Rencana perluasan jaringan Layar Digi juga menunjukkan target yang cukup ambisius. Seperti yang diungkapkan Hizkia Edbert Wijaya, Business & Expansion Lead Layar Digi, setelah membuka lokasi perdana di Gading Serpong, pihaknya berencana untuk menyebarkan bioskop mini ini ke 50 kota strategis di seluruh Indonesia. “Kita memperkirakan dapat menjangkau lebih dari 500.000 penonton pada tahap awal pengembangan,” ungkap Hizkia.
Selain untuk menayangkan film, Layar Digi juga memiliki peran yang lebih luas bagi komunitas lokal. Ruang ini dirancang sebagai tempat untuk menampilkan karya dari sineas lokal, menjadi media promosi bagi Usaha Mikro, Kecil, dan Menengah (UMKM), serta dijadikan sebagai wadah edukasi interaktif untuk komunitas pendidikan. Hal ini menjadikan bioskop mini ini bukan hanya sebagai tempat hiburan, tetapi juga sebagai sarana untuk mendukung perkembangan kreativitas dan perekonomian lokal.

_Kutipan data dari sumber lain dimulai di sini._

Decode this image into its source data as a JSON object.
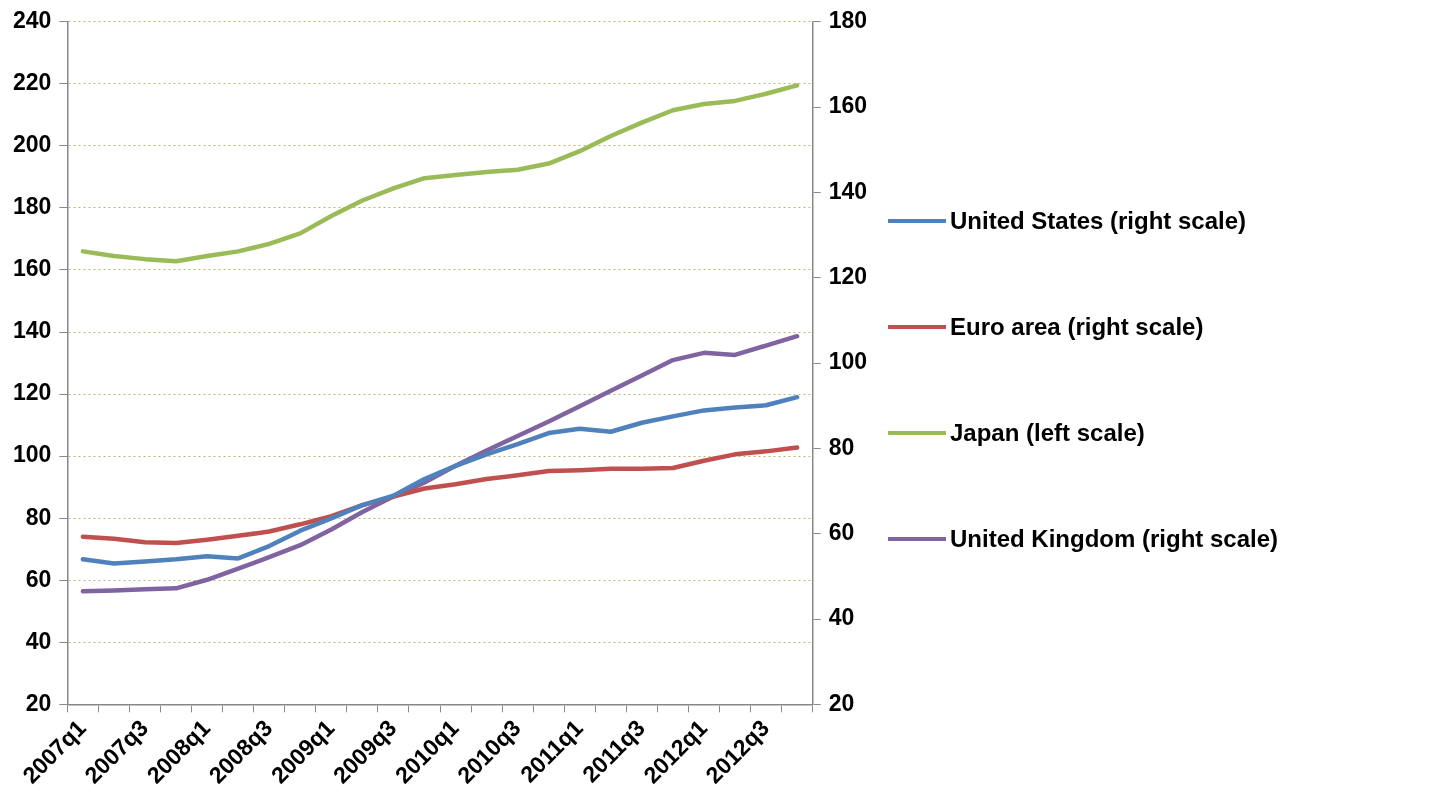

Kehadiran bioskop mini di gerai Alfamart diharapkan dapat memberikan manfaat tambahan bagi pelanggan sekaligus memperkuat peran Alfamart sebagai gerai yang tidak hanya memenuhi kebutuhan sehari-hari, tetapi juga berkontribusi pada kehidupan sosial dan budaya masyarakat Indonesia.